I feel for you... that is a pretty tough challenge you have there.... We have no where near that level of retention nor anywhere near that amount data so I can only throw out some ideas.
First make sure the folks you grant admin rights are fully trained and reiterate how important data retention is on your program.
Your main ESM storage I'm assuming is out on a huge data store so maybe you could get your storage folks to allocate 4-5 times what you need and use snapshots or possibly have a second storage array for a read only/recover copy from a continuous backup process? I would imagine that if you had to rebuild as long as the configuration files match the underlying database that you could drop in the backups for that period and restart. You may want to test that theory out for giggles if you have a smaller development/test environment
As far as relying on an ELM, according to McAfee there is no way to re-ingest events ELM -> ESM which I agree that would be very difficult to ensure you got everything so not really an option.
I would think McAfee would have thought of this and could provide some ideas on how to solve this problem?

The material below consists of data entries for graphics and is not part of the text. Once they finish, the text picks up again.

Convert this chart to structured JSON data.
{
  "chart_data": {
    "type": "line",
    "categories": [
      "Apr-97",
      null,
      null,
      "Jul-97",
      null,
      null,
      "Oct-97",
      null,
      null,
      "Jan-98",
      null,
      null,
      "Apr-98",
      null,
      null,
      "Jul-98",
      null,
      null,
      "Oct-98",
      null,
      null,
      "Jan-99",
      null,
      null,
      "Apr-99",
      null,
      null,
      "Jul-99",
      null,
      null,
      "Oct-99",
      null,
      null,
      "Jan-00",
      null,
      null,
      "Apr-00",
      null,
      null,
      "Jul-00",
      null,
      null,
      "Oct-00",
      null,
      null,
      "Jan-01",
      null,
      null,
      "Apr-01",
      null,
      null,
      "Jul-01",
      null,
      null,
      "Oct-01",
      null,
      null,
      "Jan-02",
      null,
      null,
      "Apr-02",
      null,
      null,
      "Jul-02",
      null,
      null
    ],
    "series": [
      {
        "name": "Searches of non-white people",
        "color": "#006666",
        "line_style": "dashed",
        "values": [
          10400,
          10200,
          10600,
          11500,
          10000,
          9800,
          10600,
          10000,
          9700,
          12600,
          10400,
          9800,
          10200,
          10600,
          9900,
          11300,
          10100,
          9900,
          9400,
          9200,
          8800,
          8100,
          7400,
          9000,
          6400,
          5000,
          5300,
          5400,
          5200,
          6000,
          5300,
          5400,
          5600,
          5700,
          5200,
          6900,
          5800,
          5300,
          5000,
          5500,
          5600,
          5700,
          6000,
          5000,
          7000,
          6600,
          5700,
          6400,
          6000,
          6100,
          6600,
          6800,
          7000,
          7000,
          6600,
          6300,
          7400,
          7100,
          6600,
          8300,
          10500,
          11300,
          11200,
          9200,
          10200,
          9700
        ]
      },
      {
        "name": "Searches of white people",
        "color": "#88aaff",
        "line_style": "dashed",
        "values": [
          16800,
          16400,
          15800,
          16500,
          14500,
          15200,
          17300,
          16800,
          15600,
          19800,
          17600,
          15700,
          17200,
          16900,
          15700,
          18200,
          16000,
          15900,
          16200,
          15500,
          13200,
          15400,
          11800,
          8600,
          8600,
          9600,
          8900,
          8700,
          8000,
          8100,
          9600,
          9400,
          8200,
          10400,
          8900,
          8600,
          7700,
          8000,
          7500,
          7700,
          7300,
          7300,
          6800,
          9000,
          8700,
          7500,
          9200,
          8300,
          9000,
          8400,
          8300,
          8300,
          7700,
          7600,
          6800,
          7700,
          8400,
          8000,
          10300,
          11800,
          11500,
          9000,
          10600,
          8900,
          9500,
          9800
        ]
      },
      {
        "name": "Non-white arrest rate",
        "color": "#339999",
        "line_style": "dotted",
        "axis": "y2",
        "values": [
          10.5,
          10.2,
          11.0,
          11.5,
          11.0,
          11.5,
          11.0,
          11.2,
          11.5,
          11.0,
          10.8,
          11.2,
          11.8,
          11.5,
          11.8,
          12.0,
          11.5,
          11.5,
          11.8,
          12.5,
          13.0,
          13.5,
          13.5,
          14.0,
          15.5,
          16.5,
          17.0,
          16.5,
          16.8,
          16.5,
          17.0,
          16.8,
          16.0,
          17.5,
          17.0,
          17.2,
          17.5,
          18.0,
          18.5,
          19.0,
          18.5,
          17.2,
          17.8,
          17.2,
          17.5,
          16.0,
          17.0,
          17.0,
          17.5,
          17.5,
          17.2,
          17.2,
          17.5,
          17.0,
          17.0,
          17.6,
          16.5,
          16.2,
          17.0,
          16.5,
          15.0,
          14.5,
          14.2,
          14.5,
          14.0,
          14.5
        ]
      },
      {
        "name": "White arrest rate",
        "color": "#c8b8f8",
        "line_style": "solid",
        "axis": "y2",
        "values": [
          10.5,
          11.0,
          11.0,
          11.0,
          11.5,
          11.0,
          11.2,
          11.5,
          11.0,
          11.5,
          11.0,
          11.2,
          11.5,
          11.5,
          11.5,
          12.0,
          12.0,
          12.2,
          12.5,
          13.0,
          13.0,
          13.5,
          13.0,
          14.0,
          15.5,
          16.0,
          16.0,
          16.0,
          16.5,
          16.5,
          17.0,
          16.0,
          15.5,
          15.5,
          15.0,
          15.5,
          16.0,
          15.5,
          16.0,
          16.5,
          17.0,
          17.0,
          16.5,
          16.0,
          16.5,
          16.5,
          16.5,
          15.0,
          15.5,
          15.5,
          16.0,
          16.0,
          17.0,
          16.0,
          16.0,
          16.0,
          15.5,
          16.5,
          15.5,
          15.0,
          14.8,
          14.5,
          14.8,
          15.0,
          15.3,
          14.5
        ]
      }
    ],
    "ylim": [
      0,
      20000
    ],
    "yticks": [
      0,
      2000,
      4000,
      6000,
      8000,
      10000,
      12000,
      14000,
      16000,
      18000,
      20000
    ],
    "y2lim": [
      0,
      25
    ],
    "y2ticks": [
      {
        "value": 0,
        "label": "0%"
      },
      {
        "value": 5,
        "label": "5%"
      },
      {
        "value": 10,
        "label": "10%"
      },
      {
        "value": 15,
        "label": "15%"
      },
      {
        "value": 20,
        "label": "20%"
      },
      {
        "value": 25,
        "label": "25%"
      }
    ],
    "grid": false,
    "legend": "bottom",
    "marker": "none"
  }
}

The database allocation and database storage options actually only exist under the NGCP admin account, they do not exist anywhere else, so as long as NGCP is restricted to an individual or two who know, do not touch these settings, you should be good.
As far as keeping data active on the SIEM, or available to become active, you could potentially investigate archiving data, and doing backups for the archived data server, this will allow you to re-insert these partitions into the SIEM for viewing at a later date, and having backups performed off the ESM, so that it stays up and running, as far as getting a full database backup, it may be the best solution to do full backups on the redundant ESM, and leave the primary ESM running.
Unfortunately, that is the best answer giving the capabilities allotted to the SIEM at this point. If McAfee develops a way for the full backup to start taking the oldest partition offline first and detaching it, then backing it up, then proceeding until it reaches the current active partitions, then we may have a real backup solution that won't stop our SIEM from running 2-3 days during a backup.